As ozone is the main absorber of UV-B radiation the UV-B
intensity at the Earth’s surface depends strongly on the
total amount of ozone in the atmosphere, and thus on the
thickness of the ozone layer. A factor, which describes the
relation between the sensitivity of the UV-B intensity to changes
in total ozone, is the so-called Radiation Amplification Factor
(RAF). For small changes in the ozone layer thickness the RAF
represents the percent change in UV-B intensity for a 1-percent
change in the total column ozone. For CIE-weighted irradiance,
i.e., for the erythemally effective UV radiation, and for varying
solar elevations and ozone, the RAF’s are in the range of
1.1-1.3.
Solar
elevation
Solar elevation is the angle between
the horizon and the direction to the sun. The solar zenith angle
(SZA) is often used in place of the solar elevation: it is the
angle between the zenith and the direction to the sun. For high
solar elevations the UV radiation is more intense because the
rays from the sun have a shorter path through the atmosphere and
therefore pass through a smaller amount of absorbers. As the UV
irradiance depends strongly on the solar elevation it changes
with latitude, season and time, being highest in the tropics, in
summer and at noon.
Altitude
The UV irradiance increases with
altitude because the amount of absorbers in the overlying
atmosphere decreases with altitude. Measurements show that the UV
irradiance increases by 6-8% per 1000 m increase in altitude.
Atmospheric
scattering
At the surface of the Earth solar
radiation is composed of direct and scattered (diffuse)

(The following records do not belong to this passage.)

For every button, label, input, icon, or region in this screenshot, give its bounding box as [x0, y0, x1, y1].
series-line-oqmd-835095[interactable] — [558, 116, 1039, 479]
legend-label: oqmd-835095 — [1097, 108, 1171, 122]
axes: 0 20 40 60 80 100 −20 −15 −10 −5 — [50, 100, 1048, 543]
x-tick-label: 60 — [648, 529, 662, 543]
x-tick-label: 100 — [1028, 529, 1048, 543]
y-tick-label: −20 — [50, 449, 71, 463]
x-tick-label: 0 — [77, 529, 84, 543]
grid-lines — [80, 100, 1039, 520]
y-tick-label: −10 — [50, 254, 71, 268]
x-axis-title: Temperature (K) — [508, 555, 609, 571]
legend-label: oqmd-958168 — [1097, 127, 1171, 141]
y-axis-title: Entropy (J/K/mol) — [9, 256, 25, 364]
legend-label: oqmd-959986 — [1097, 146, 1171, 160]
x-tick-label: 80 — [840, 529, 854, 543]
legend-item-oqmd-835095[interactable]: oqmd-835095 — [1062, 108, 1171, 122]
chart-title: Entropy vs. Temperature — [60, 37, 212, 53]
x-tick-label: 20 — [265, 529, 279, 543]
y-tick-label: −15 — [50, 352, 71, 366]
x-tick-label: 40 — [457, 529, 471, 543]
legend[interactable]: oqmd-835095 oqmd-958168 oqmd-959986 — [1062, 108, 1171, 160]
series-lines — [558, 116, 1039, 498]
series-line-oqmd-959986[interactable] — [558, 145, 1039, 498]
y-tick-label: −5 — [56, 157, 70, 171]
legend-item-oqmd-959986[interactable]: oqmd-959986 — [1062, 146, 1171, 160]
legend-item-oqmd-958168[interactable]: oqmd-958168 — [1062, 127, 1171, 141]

components. Solar radiation is scattered on air molecules and on
particles such as aerosols and water droplets. The direct
component consists of the rays from the sun that has passed
directly through the atmosphere without being scattered or
absorbed. The diffuse component consists of rays that have been
scattered at least once before reaching the ground. Scattering
depends strongly on wavelength. The sky looks blue because blue
radiation is scattered more than the other visible
wavelengths. UV radiation is scattered even more and at the
surface of the Earth the UV-B is roughly composed of a 1:1
mixture of direct and diffuse radiation.
Clouds
and haze
The UV irradiance is higher when the
sky is cloudless. Clouds generally reduce the UV irradiance but
the attenuation by clouds depends on both the thickness and the
type of cloud (optical depth of clouds). Thin or scattered clouds
have only a little effect on UV at the ground. In certain
conditions and for short times a small amount of cloud may even
enhance the UV irradiance compared to fully clear skies. In hazy
conditions UV radiation is absorbed and scattered by water
droplets and aerosols and this leads to decrease in the UV
irradiance.
Ground
reflection
Part of the UV radiation that
reaches the ground is absorbed by the Earth’s surface and
part of it is reflected back to space. The amount of reflected
radiation depends on the properties of the surface. Most natural
surfaces such as grass, soil and water reflect less than about
10% of the incident UV radiation. Fresh snow, on the other hand,
may reflect up to about 80% of the incident UV radiation. During
spring and with a cloud-free sky the reflection of snow may
increase the UV irradiance on inclined surfaces to summer values.
This is important at higher altitudes and at higher latitudes.
Sand may reflect about 25% of the UV radiation and can increase
the UV exposure at the beach. Up to 95% of the UV radiation
penetrates into the water and up to 50% penetrates to a
depth of about 3 m (in clear ocean water).